Clin d’oeil également à la Reine des classiques, la course cycliste Paris-Roubaix, à travers l’épopée de ses coureurs légendaires. Hommage également aux sites exceptionnels qui font la fierté et la renommée de la ville ; le musée La Piscine, la Condition Publique, l’usine château fort Motte-Bossu qui abrite maintenant depuis 1993, les Archives nationales du monde du travail, le vélodrome, le parc Barbieux, le château - dit Palais Vaissier- ou encore la villa Cavrois …
Ce spectacle urbain grandiose est l’oeuvre du scénographe Xavier de Richemont, référence internationale dans le monde du mapping. Il se définit lui-même comme un peintre vidéo :
« Je suis un peintre vidéo et un peintre de bataille. C’est-à-dire que je retrace après coup les batailles, les événements marquants qui ont eu lieu à Roubaix. Je me documente, je fais des recherches – aussi sur place, je suis venu deux fois – sur l’histoire, les décors, les paysages… Je fais des repérages photographiques, je redessine des bâtiments, je vais à la rencontre des gens qui font la ville ou qui la connaissent. Je collecte, j’écris, j’en tire une narration, j’interprète. Je ne suis pas un historien, je ne fais pas de pédagogie… » expliquait-il récemment à la presse locale.
Référence en matière d’oeuvres monumentales, Xavier de Richemont réalise des vidéo mappings à travers le monde depuis plus de vingt ans. L’importance du sens contenu dans son travail est majeure.
Son style très personnel dans le traitement graphique aux traits et mouvements lyriques, jouant de la lenteur des mouvements et de la vibration des formes, des lignes et des couleurs, assemblant abstraction et figures, narration et musique, est très particulier. Ce travail est composé et projeté en vidéo.
Sa recherche d’une écriture nouvelle par ce moyen contemporain, son expérience de la scène et son tempérament de peintre en font un des artistes vidéo français les plus sollicités dans le monde.
Photos Guy Sadet
Prochaines représentations :
Urba IXO
Création : Xavier de Richemont
Vendredi 12 octobre 20.00 h puis 22.00 h
Samedi 13 octobre 20.00 h puis 22.00 h
Un peu d’architecture :
... une frise en six tableaux sur la façade
En 1905, l’Hôtel de ville, reconstruit en 1840, ne convient plus à une orgueilleuse capitale industrielle, passée de 30 000 à 100 000 habitants. Le maire de l’époque, l’industriel Eugène Motte, fait appel à l’architecte Victor Laloux, auteur de la gare d’Orsay, de l’ambassade des États-Unis à Paris ainsi que la gare de Tours.
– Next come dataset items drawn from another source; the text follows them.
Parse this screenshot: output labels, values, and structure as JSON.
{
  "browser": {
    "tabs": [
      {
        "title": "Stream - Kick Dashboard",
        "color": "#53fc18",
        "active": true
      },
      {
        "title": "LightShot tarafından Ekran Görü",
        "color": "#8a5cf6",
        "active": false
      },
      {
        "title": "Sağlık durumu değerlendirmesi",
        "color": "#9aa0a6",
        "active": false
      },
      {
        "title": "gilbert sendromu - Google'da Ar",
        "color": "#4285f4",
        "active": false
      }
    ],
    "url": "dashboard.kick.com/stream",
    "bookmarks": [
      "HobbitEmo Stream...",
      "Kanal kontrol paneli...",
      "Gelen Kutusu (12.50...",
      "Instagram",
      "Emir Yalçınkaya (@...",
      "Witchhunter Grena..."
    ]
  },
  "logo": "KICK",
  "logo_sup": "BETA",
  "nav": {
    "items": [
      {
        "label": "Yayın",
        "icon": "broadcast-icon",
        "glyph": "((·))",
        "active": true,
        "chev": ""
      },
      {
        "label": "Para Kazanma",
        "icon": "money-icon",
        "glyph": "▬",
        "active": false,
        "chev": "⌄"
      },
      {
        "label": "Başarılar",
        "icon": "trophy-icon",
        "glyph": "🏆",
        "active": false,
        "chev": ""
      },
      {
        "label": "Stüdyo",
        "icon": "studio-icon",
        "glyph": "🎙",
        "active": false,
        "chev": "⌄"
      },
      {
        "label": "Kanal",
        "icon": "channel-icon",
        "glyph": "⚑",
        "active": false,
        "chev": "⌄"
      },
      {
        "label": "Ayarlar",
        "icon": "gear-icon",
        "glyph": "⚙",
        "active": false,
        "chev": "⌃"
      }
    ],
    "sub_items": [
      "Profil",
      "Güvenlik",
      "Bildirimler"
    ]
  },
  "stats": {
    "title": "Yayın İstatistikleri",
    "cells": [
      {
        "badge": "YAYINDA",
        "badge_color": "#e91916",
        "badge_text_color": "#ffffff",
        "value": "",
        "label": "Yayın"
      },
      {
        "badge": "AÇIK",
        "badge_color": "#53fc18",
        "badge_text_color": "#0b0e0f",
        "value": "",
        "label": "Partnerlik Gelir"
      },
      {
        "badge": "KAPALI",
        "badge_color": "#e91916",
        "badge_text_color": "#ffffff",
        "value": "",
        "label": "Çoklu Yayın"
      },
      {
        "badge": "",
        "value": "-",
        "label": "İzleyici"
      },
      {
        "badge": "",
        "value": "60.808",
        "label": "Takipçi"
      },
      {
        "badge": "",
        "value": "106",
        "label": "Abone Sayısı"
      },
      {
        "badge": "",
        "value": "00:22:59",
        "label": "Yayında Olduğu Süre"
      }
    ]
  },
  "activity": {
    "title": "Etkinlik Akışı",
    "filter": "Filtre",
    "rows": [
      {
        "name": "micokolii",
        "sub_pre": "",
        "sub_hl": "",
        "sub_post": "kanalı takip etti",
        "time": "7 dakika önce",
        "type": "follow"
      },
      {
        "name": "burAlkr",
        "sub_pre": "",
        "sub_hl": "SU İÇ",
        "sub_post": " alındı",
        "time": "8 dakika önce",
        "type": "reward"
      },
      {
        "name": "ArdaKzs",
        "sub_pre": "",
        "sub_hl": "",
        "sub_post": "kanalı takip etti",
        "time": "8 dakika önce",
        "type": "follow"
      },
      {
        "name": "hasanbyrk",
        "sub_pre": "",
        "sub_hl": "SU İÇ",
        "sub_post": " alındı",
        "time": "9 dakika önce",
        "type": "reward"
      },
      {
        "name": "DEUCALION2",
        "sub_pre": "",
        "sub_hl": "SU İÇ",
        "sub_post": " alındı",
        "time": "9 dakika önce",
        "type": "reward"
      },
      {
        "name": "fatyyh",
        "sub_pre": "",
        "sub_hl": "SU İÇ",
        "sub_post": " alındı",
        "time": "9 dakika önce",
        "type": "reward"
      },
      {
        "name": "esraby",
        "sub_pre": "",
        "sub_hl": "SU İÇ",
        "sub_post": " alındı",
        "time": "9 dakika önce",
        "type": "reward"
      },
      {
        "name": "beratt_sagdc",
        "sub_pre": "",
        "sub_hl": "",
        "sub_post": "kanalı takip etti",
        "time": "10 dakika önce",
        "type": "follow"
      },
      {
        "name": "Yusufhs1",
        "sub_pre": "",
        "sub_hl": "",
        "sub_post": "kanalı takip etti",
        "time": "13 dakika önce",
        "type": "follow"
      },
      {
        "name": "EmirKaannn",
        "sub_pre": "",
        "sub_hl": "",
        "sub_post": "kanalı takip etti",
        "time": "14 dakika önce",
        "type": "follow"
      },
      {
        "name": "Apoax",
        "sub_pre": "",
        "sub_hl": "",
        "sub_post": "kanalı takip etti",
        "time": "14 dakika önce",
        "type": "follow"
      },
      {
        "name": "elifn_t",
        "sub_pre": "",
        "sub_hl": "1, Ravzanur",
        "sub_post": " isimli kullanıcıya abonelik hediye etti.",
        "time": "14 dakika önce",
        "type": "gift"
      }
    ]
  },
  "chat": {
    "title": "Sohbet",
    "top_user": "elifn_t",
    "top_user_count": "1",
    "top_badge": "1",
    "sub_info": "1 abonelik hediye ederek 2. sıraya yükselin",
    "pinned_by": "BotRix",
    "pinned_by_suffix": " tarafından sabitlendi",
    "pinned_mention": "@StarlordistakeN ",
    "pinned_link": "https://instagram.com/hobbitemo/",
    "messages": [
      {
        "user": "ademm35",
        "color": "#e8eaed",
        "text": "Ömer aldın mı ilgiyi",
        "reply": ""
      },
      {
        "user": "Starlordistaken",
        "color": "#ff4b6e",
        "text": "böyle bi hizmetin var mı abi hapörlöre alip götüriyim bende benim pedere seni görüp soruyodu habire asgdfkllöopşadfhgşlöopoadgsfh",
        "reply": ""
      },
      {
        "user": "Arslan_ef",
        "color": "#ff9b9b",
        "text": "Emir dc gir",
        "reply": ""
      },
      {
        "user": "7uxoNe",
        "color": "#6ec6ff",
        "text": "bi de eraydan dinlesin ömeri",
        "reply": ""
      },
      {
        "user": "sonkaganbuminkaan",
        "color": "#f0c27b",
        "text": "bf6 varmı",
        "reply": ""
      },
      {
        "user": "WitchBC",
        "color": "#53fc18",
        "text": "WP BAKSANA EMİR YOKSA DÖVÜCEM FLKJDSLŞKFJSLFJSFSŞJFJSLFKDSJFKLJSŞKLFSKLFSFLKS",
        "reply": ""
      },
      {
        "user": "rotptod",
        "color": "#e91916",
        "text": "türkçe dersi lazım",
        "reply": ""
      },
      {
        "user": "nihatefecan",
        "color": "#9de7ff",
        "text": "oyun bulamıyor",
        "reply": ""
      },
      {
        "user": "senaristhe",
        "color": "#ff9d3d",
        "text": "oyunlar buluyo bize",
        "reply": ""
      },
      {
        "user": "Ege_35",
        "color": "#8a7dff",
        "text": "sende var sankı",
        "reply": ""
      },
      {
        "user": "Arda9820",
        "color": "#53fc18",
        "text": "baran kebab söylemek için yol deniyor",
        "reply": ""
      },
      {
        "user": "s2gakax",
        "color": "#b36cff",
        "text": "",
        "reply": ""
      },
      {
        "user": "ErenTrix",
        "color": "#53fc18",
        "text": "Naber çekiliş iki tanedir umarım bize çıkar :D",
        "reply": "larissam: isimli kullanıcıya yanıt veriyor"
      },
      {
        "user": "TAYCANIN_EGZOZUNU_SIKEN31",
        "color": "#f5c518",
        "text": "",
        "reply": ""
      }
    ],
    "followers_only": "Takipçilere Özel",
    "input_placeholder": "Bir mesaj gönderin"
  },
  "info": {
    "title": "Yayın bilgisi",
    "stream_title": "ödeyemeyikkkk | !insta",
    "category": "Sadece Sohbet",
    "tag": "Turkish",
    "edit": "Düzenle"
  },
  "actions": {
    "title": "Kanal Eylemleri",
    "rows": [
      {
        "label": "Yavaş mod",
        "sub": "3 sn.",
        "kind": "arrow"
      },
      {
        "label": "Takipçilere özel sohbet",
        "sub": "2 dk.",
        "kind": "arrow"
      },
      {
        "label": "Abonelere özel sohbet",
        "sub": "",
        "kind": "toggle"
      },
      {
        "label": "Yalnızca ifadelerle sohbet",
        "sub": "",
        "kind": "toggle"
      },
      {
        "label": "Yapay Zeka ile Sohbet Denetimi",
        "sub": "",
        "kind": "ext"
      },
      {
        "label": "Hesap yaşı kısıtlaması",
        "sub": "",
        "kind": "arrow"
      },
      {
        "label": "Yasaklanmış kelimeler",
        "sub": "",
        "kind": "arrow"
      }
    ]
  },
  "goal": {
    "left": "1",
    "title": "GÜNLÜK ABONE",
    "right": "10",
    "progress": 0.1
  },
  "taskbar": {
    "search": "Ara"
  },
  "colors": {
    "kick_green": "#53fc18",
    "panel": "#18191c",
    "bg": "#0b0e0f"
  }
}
La Ville veut une mairie imposante faisant face à l’église, sur une grande place rectangulaire, et le maire exige des sculptures.
La frise qui orne la façade comporte six éléments répartis de part et d’autre de l’entrée d’honneur. Elle est une véritable bande dessinée en six tableaux, une sorte de retable profane à la gloire de l’industrie.
Les personnages plus grands que nature, placés dans leur cadre de travail, avec leurs outils et vêtements, contrastent avec les classiques figures allégoriques du fronton.
Alphonse-Amédée Cordonnier cisela les trois premiers éléments : la récolte du coton et la tonte des moutons, le lavage et le peignage et la filature. Léon Fagel s’attaqua aux trois tableaux suivants : le tissage, la teinture et les apprêts, et la manutention finale.
Chacun des personnages (la frise en comporte une petite quarantaine au total) mesure près de 2,40 mètres de hauteur.
C’est dire l’aspect monumental de cette oeuvre destinée à immortaliser le passé laborieux de notre ville, ainsi que l’industrie qui lui procura sa richesse en dépit de tous les problèmes sociaux qui apparurent dès son apparition.
Au-dessus du porche central, un autre sculpteur participa à la décoration de l’édifice : Hippolyte Lefebvre plaça de part et d’autre des armoiries de la ville deux statues de 4,80 mètres de hauteur.
A droite, l’Abondance tient dans les plis de sa robe des fruits et des fleurs.
A gauche, la Paix tient dans sa main un rameau d’olivier.